Louijeune, an attorney who grew up in the Hyde Park/Mattapan area and was first elected in 2021, raised the most money out of all states’ City Council candidates, not just in Boston, in August. She raised $28,448 and had $190,537 as of the end of that month.
Dorchester’s Murphy was close behind, with $21,936 raised and $121,730 in cash on hand, while Julia Mejia, who also lives in Dorchester, raised $4,217 and has $37,341 on hand.
Among the at-large challengers, Nee-Walsh had the biggest haul, with $16,282 raised and nearly $12,700 on hand. Santana pulled in $6,411 and has $20,197.
Vitale raised nearly $3,200 and has $2,500, while Braithwaite raised $500. He had $66.50 in his account, as of the end of August. Nelson didn’t raise any money in August and has $60.
Over the past two years, the Council has been divided along racial, generational, and political lines. Flaherty and Murphy have represented the moderate and conservative wing, while Louijeune and Mejia were part of the progressive wing.

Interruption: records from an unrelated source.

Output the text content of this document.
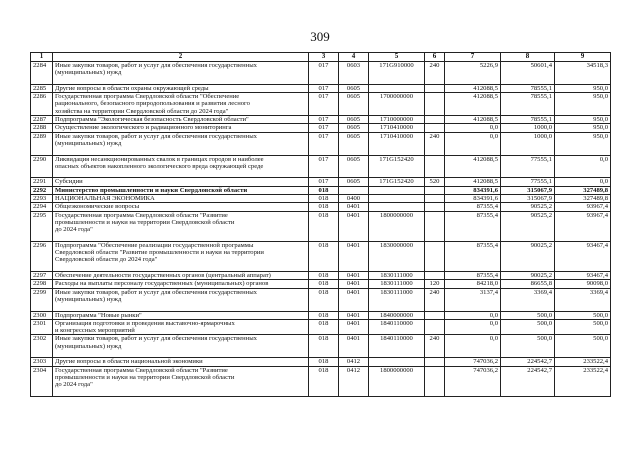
309
1	2	3	4	5	6	7	8	9
2284	Иные закупки товаров, работ и услуг для обеспечения государственных
(муниципальных) нужд	017	0603	171G910000	240	5226,9	50601,4	34518,3
2285	Другие вопросы в области охраны окружающей среды	017	0605			412088,5	78555,1	950,0
2286	Государственная программа Свердловской области "Обеспечение
рационального, безопасного природопользования и развития лесного
хозяйства на территории Свердловской области до 2024 года"	017	0605	1700000000		412088,5	78555,1	950,0
2287	Подпрограмма "Экологическая безопасность Свердловской области"	017	0605	1710000000		412088,5	78555,1	950,0
2288	Осуществление экологического и радиационного мониторинга	017	0605	1710410000		0,0	1000,0	950,0
2289	Иные закупки товаров, работ и услуг для обеспечения государственных
(муниципальных) нужд	017	0605	1710410000	240	0,0	1000,0	950,0
2290	Ликвидация несанкционированных свалок в границах городов и наиболее
опасных объектов накопленного экологического вреда окружающей среде	017	0605	171G152420		412088,5	77555,1	0,0
2291	Субсидии	017	0605	171G152420	520	412088,5	77555,1	0,0
2292	Министерство промышленности и науки Свердловской области	018				834391,6	315067,9	327489,8
2293	НАЦИОНАЛЬНАЯ ЭКОНОМИКА	018	0400			834391,6	315067,9	327489,8
2294	Общеэкономические вопросы	018	0401			87355,4	90525,2	93967,4
2295	Государственная программа Свердловской области "Развитие
промышленности и науки на территории Свердловской области
до 2024 года"	018	0401	1800000000		87355,4	90525,2	93967,4
2296	Подпрограмма "Обеспечение реализации государственной программы
Свердловской области "Развитие промышленности и науки на территории
Свердловской области до 2024 года"	018	0401	1830000000		87355,4	90025,2	93467,4
2297	Обеспечение деятельности государственных органов (центральный аппарат)	018	0401	1830111000		87355,4	90025,2	93467,4
2298	Расходы на выплаты персоналу государственных (муниципальных) органов	018	0401	1830111000	120	84218,0	86655,8	90098,0
2299	Иные закупки товаров, работ и услуг для обеспечения государственных
(муниципальных) нужд	018	0401	1830111000	240	3137,4	3369,4	3369,4
2300	Подпрограмма "Новые рынки"	018	0401	1840000000		0,0	500,0	500,0
2301	Организация подготовки и проведения выставочно-ярмарочных
и конгрессных мероприятий	018	0401	1840110000		0,0	500,0	500,0
2302	Иные закупки товаров, работ и услуг для обеспечения государственных
(муниципальных) нужд	018	0401	1840110000	240	0,0	500,0	500,0
2303	Другие вопросы в области национальной экономики	018	0412			747036,2	224542,7	233522,4
2304	Государственная программа Свердловской области "Развитие
промышленности и науки на территории Свердловской области
до 2024 года"	018	0412	1800000000		747036,2	224542,7	233522,4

But even among the progressives, factions have emerged. Louijeune and Mejia were on opposite sides of the final map in the City Council’s redistricting process, which redrew the boundaries of the nine district seats. Louijeune steered the map to the mayor’s desk, and it passed legal muster, even as Mejia floated a conspiracy theory, without evidence, that the Wu administration and the attorneys defending an earlier iteration of the map in federal court had purposely fallen short in their efforts.
Over the summer, some coalition-building took place, with Wu and labor unions joining to support or endorse several progressive candidates, including Santana and Louijeune.